Botsford Speakers Stress Early Detection, Attitude in Breast Cancer Survival
Dr. Frank Vicini and cancer survivor Gerryanna Luscri, RN, keynote a Thursday lunch event at the Farmington Hills hospital.
A Botsford Hospital physician and nurse believe early detection, new treatments and attitude can help improve the odds of beating breast cancer.
Dr. Frank Vicini and Gerryanna Luscri, a registered nurse and two-time cancer survivor, spoke to an audience of health professionals and local business people Thursday during a lunch at the Farmington Hills hospital, held in cooperation with the Greater Farmington Area Chamber.
For Chamber director Mary Engelman, the occasion was particularly poignant; she recently lost a family member to cancer.
"We're here to educate the community about the different things we can do," she said. "I want more success stories and less tragedies and less heartache."
Vicini reviewed statistics and risk factors, which range from having a mother or sister diagnosed with breast cancer to obesity and age (older women have a higher risk). He said higher rates of breast cancer are seen in America than in Asia and Africa.
Mammograms, Vicini said, "still represent the single most important thing to do to reduce the risk of dying of breast cancer. Whatever negative thing you hear about mammography, it's very important."
Women over age 40 should get an annual mammogram, he said, adding magnetic resonance imaging (MRI) provides a clearer image of some cancers and will likely be used more in the future.
While women may avoid exams and mammograms out of fear, Vicini said, "The methods of treatment for breast cancer have improved dramatically." In addition, success with less invasive measures in early stage cancers shows "you're not risking your life by saving your breast."
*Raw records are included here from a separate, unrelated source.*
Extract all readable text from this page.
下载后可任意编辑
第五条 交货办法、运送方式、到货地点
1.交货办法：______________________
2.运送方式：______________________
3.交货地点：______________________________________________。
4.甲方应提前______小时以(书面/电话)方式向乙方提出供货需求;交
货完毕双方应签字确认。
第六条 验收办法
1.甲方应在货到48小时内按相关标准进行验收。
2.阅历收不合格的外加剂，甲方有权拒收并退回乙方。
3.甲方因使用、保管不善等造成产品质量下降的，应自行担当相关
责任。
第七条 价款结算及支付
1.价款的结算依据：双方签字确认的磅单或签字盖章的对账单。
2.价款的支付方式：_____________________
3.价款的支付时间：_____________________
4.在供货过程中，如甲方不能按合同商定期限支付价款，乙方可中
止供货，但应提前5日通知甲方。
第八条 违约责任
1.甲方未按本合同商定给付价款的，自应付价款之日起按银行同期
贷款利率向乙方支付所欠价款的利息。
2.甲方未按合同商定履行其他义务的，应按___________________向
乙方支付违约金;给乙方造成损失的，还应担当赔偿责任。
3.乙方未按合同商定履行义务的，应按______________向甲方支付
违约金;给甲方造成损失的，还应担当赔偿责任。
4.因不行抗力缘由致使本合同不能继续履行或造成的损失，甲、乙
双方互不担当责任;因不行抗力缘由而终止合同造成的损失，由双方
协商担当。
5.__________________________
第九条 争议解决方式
Breast cancer survival rates have improved, Vicini said, from 75 percent in the late 1970s to 90 percent in 2008. "We've had a dramatic impact," he said, "but we have lots of work to do."
Luscri talked about the importance of reducing stress and dealing with the risk factors that women can control, like smoking cessation, losing weight and reducing stress.
"We can't control the things that happen to us, but we certainly are in control of how we respond to it," she said.
One important step, Luscri said, is changing habits. "How we act becomes who we are," she said. "The body believes what the mind perceives."